Fueling the Nineteenth Century: Energy and Nineteenth-Century French Studies
A special section to appear in Nineteenth-Century French Studies vol. 53 nos. 3–4 (spring–summer 2025)
Submission deadline: 5 January 2024
Publication: May 2025
How did France and the Francophone world conceive of energy in the nineteenth century? As industrialized western countries shifted the forms of energy that they used over the course of the century, writers and artists witnessed and reimagined the physical as well as social changes these transitions brought to their environment and economies. Whether trees or wind, coal or oil, geothermal power or waves, developments in energy shaped the ways people lived, worked, thought, read, wrote, and created. In the fields of British and North American Studies, fuel and extraction have been the focus of much recent work, including books by Karen Pinkus and Elizabeth Miller. Despite Michel Serres’s pathbreaking work on thermodynamics and Bruno Latour’s understanding of networked agency, French Studies has seen fewer critical works on fuel or in the energy humanities more broadly. In response, this special section aims to investigate the ways that conceptions of energy emerged and developed over the course of the nineteenth century in France and the Francophone world, how energy was represented in cultural productions, and how energy came to impact literary style and form.
If we assume that energy also functioned as a key factor in thinking about aesthetic creation, what are the connections between energy and labor? How is colonialism implicated in an extractive energy economy? How does Francophone work in the energy humanities speak with and differ from the work of Anglophone critics? How does the angle of energy enable us to build on previous literary criticism? We welcome proposals for articles that attend to these and related questions concerning French approaches to energy in the nineteenth century.

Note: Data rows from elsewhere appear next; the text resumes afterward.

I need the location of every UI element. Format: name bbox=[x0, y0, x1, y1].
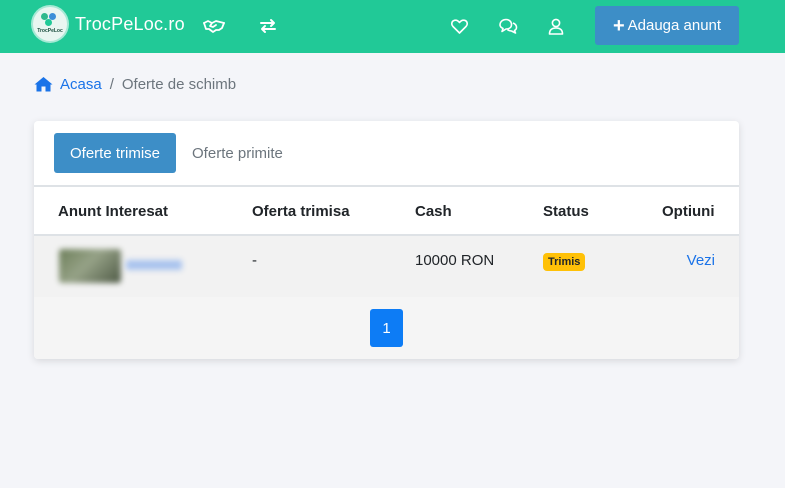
plus-icon: + bbox=[612, 14, 625, 37]
home-icon bbox=[34, 77, 53, 92]
column-header-options: Optiuni bbox=[662, 203, 715, 220]
breadcrumb-home-label: Acasa bbox=[60, 75, 102, 93]
breadcrumb-home-link[interactable]: Acasa bbox=[34, 76, 102, 93]
heart-icon[interactable] bbox=[447, 14, 471, 38]
brand-name[interactable]: TrocPeLoc.ro bbox=[75, 14, 185, 35]
top-navbar: TrocPeLoc TrocPeLoc.ro + Adauga anunt bbox=[0, 0, 785, 53]
page-button[interactable]: 1 bbox=[370, 309, 403, 347]
site-logo[interactable]: TrocPeLoc bbox=[33, 7, 67, 41]
status-badge: Trimis bbox=[543, 253, 586, 271]
table-header: Anunt Interesat Oferta trimisa Cash Stat… bbox=[34, 185, 739, 236]
listing-thumbnail[interactable] bbox=[59, 249, 121, 283]
logo-dot bbox=[45, 19, 52, 26]
add-listing-button[interactable]: + Adauga anunt bbox=[595, 6, 739, 45]
pagination: 1 bbox=[34, 297, 739, 359]
handshake-icon[interactable] bbox=[202, 14, 226, 38]
exchange-arrows-icon[interactable] bbox=[256, 14, 280, 38]
tab-received-offers[interactable]: Oferte primite bbox=[176, 133, 299, 173]
tab-sent-offers[interactable]: Oferte trimise bbox=[54, 133, 177, 173]
offers-tabs: Oferte trimise Oferte primite bbox=[54, 133, 299, 173]
table-row: - 10000 RON Trimis Vezi bbox=[34, 236, 739, 297]
cash-value: 10000 RON bbox=[415, 252, 495, 269]
breadcrumb-current: Oferte de schimb bbox=[121, 75, 237, 93]
breadcrumb-separator: / bbox=[109, 75, 114, 93]
offers-card: Oferte trimise Oferte primite Anunt Inte… bbox=[34, 121, 739, 359]
chat-icon[interactable] bbox=[496, 14, 520, 38]
view-offer-link[interactable]: Vezi bbox=[687, 252, 715, 269]
offer-sent-value: - bbox=[252, 252, 257, 269]
breadcrumb: Acasa / Oferte de schimb bbox=[34, 74, 236, 94]
column-header-listing: Anunt Interesat bbox=[58, 203, 169, 220]
user-icon[interactable] bbox=[544, 14, 568, 38]
column-header-status: Status bbox=[543, 203, 589, 220]
add-listing-label: Adauga anunt bbox=[627, 17, 722, 34]
logo-text: TrocPeLoc bbox=[37, 28, 63, 34]
column-header-offer-sent: Oferta trimisa bbox=[252, 203, 350, 220]
column-header-cash: Cash bbox=[415, 203, 452, 220]
listing-title-link[interactable] bbox=[126, 260, 182, 270]
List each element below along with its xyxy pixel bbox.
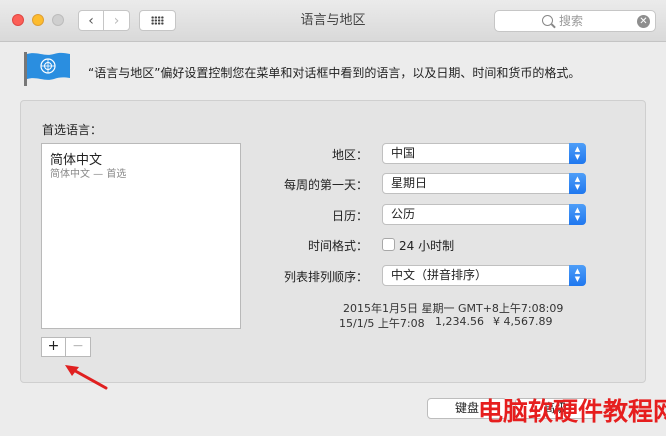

Submissions may be written in French or in English; quotations in either language must appear in the original, not in translation. All bibliographic formats are permitted upon submission; authors will be expected to convert their accepted article to MLA style by the deadline for final versions, indicated below. All submissions will be subject to double-blind peer review, in accordance with journal policy.
Articles of max 45,000 characters with spaces should be submitted by 5 January 2024 to Cary Hollinshead-Strick firstname.lastname@example.org and Anne O’Neil-Henry email@example.com
Peer-review: winter and spring 2024.
Editorial decisions: during March 2024.
Revisions: late spring and summer 2024.
Deadline for final versions: 1 October 2024.
After copyediting by the Editorial Board and final revisions, contributions will be corrected in two rounds of page proofs in spring of 2025 for publication in May.